Contrary to popular entrepreneur culture, your clients are NOT the biggest asset to your business – YOU are. Take care of yourself – especially during seasons of stress. For me, this meant sleeping and meditating more, scheduling walks with my dog, eliminating frustrating clients, and posting reminders to “breathe” every half hour.
Your "Best" as a Dynamic Mark
Don Miquel Ruiz’s book The Four Agreements changed my life.
Originally skeptical of the New York Times’ best seller’s Toltec wisdom theories, the powerful principles gave me a new take on work, relationships, and success.
A self-identified “perfectionistic overachiever” of all things beyond grammar, I’ve lived a life characterized by completing the goal regardless of the cost to my person or my family. A writing deadline creeping up? No problem – I’ll power through the next four nights. Overbooked for speaking engagements? No problem – I’ll present all day and travel all night for two weeks. A client requesting expedited turn around on project during the holidays? No problem – I’ll skip Thanksgiving dinner and get the job done.
The work is always done on time, always done well, but always at my expense.
In Chapter Five, Miquel Ruiz states, “Under any circumstance, always do your best, no more and no less. But keep in mind that your best is never going to be the same from one moment to the next.”
Things happen in life – people die, projects fail, disaster strikes – and contrary to the Superman theory, you can’t – and shouldn’t - always “power through” towards perfection. What your best is during one season in life, may not be the same in another and that’s okay.

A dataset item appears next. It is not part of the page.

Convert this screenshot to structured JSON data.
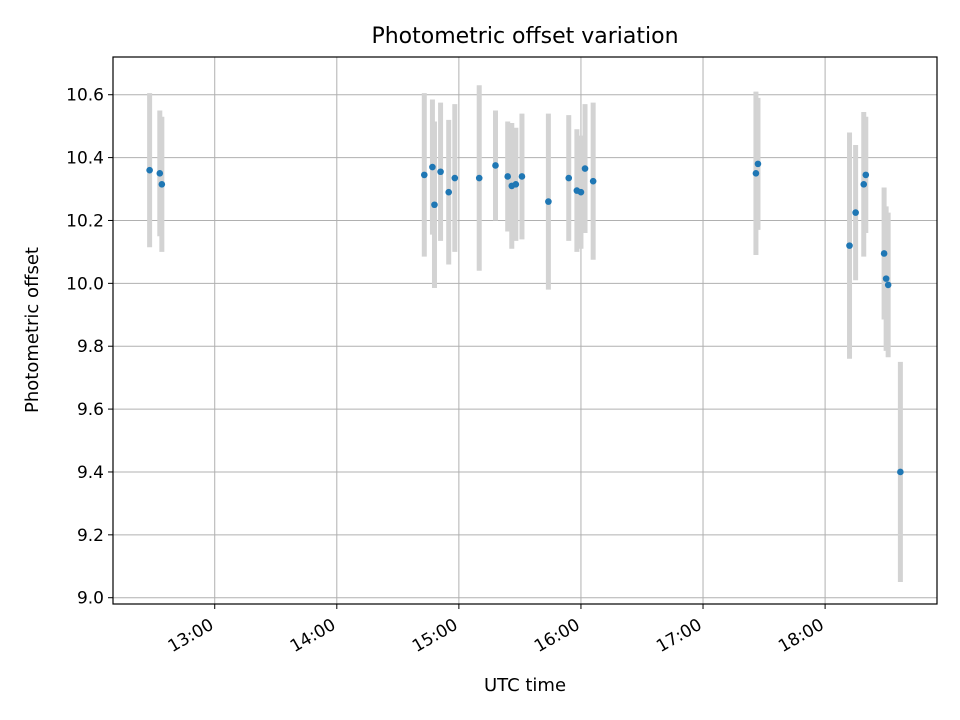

Recognize doing your best as a dynamic, fluid mark vs. a rigidly stoic standard laid forth by a masochistic overachiever.
I’m striving to sleep, exercise, and meditate more (Sleep Revolution, anyone?).
Some days it happens and I feel better.
Other days I’m frustrated by pretty much everything and have to be reminded self-management is not another metric on which on measure my daily productivity progression.
Recognizing my own mortality, and dispelling long held mistruths regarding fate and work has characterized the past few months as I try to piece my life (and my business) back together.
By accepting my best as my best, prioritizing self-care, and restructuring my company to better withstand future blows, I am beginning to see this chapter in life as more than tragedy, but as a much needed transformation.